Under each location you can get more specific with ou, such as desktop, laptop, vm, etc, or you can use WMI filtering to provide filtering also. Whichever works best for you, though wmi is more time consuming.

Company Name OU (I created this OU also, its not the top level domain name)

Users

Location 1
Location 2
Location 3
Location 4

Computers

Location 1
Location 2
Location 3
Location 4

Groups

Location 1
Location 2
Location 3
Location 4

Lunchbocks

nmarlowe wrote: »

I am trying to wrap my head around group policy and OUs by using my organization as a comparison.

From what I'm reading, OUs are meant to organize users, groups and computers to delegate admin control, not to define political and departmental boundaries. So essentially, I could delegate the administration of a particular OU to one of my staff.

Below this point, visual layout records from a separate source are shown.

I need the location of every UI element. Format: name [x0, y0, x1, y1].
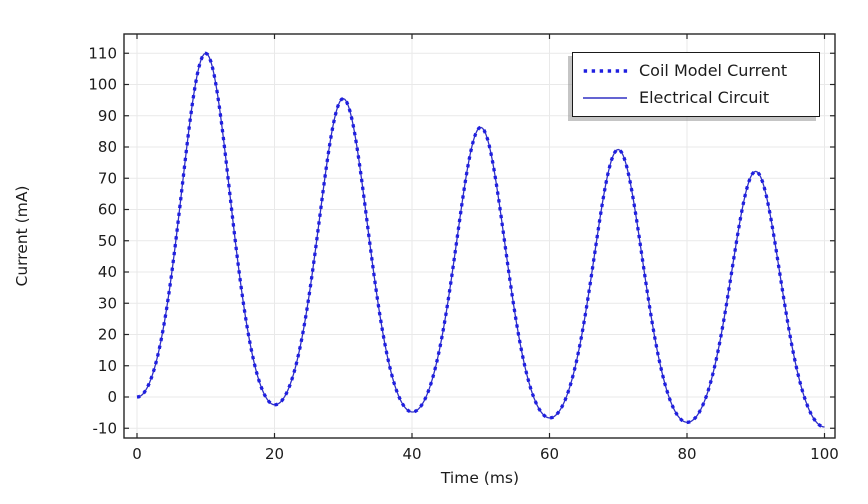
x-tick-label: 60: [540, 445, 559, 463]
dotted-line-sample-icon: [583, 68, 628, 73]
tick-labels: 0 20 40 60 80 100 -10 0 10 20 30 40 50 60 70 80 90 100 110: [88, 44, 838, 463]
y-tick-label: 80: [98, 138, 117, 156]
legend-label: Electrical Circuit: [639, 88, 770, 108]
y-tick-label: 10: [98, 357, 117, 375]
series-coil-model-current-dotted: [136, 51, 825, 429]
x-tick-label: 80: [677, 445, 696, 463]
y-tick-label: 20: [98, 326, 117, 344]
axis-frame: [123, 33, 836, 439]
y-tick-label: 50: [98, 232, 117, 250]
y-tick-label: 40: [98, 263, 117, 281]
y-tick-label: 0: [107, 388, 117, 406]
y-tick-label: 60: [98, 201, 117, 219]
data-series: [136, 51, 825, 429]
y-tick-label: 30: [98, 294, 117, 312]
legend-label: Coil Model Current: [639, 60, 788, 80]
y-tick-label: -10: [93, 419, 118, 437]
legend-item-electrical-circuit: Electrical Circuit: [582, 85, 811, 111]
axis-ticks: [124, 34, 835, 438]
x-tick-label: 20: [265, 445, 284, 463]
plot-border: [123, 33, 836, 439]
y-axis-label: Current (mA): [13, 186, 31, 287]
solid-line-sample-icon: [583, 97, 627, 100]
legend: Coil Model Current Electrical Circuit: [572, 52, 820, 117]
y-tick-label: 100: [88, 76, 117, 94]
x-axis-label: Time (ms): [440, 469, 519, 487]
y-tick-label: 90: [98, 107, 117, 125]
x-tick-label: 40: [402, 445, 421, 463]
y-tick-label: 70: [98, 169, 117, 187]
legend-item-coil-model-current: Coil Model Current: [582, 58, 811, 84]
x-tick-label: 0: [132, 445, 142, 463]
x-tick-label: 100: [810, 445, 839, 463]
y-tick-label: 110: [88, 44, 117, 62]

One of the examples for a single domain - single site was to have an OU each for Users, Groups and Computers.

That is both true and untrue. OUs are for administrative purposes, which includes organizing your security principals and applying group policy to them, not for defining boundaries. However while you are not using OUs to define your departmental boundaries, you might need to organize your OUs departmentally or politically. For instance, if your organizational structure is RBAC, then it would make sense to organize your OU structure by department or role because you are more likely applying your GPOs that way. On the other hand, if your organizational structure is a standard layout, then you are more likely to apply GPOs to users and computers by type rather than by their role or department.

The main thing to remember about OUs is that they are used to define your organization by how you are applying your group policies, that they cannot have security rights and permissions applied to them (that's what groups are for), and that each security principal can be in only one OU, but be in many groups.

Hope this helps. Good luck on your exam.

nmarlowe

Alright, I think this is starting to set in. I get the concepts, just going back and forth in how I am going to set up my particular environment.

Its a single domain, single location install. As of now, there is only a subset of end users that I want to restrict heavily. I work at a regional jail. Our housing officers should have very little access in terms of applications and control on their computers. The less they have to distract them from doing their job (ie monitoring a room full of inmates) the better. They need access to our jail management software, MS Word, our intranet site, and google apps (mail and calendar).

Another big change for them will be to get away from the shared generic logins they've been using since the Win 2000 domain was installed. So, they will all be issued individual logins. Now, I know my users. Most won't bother logging out when they leave their post. My intention is to force the current user to log off at shift change.

For the most part, these will be the only users and computers that get the extensive restrictions. So I am wondering if an OU for every department is all that necessary. Any other policies that I can think will be beneficial can be applied to the whole domain.

Since there are only 3 of us in IT, there is no real need or desire to delegate admin control on groups of users or departments.

But for organization sake, I could see a potential benefit of separating by department.

Anyway, while I still figure out how I am going to apply it, I'd still appreciate seeing how others handle OUs in their company, especially for single domain and location installs.

As a side question along the same lines: Is it common to have groups and OUs that match? Our investigators need access to the same network share and software so it seems there should be an Investigator group as well as an Investigations OU. Does this seem right?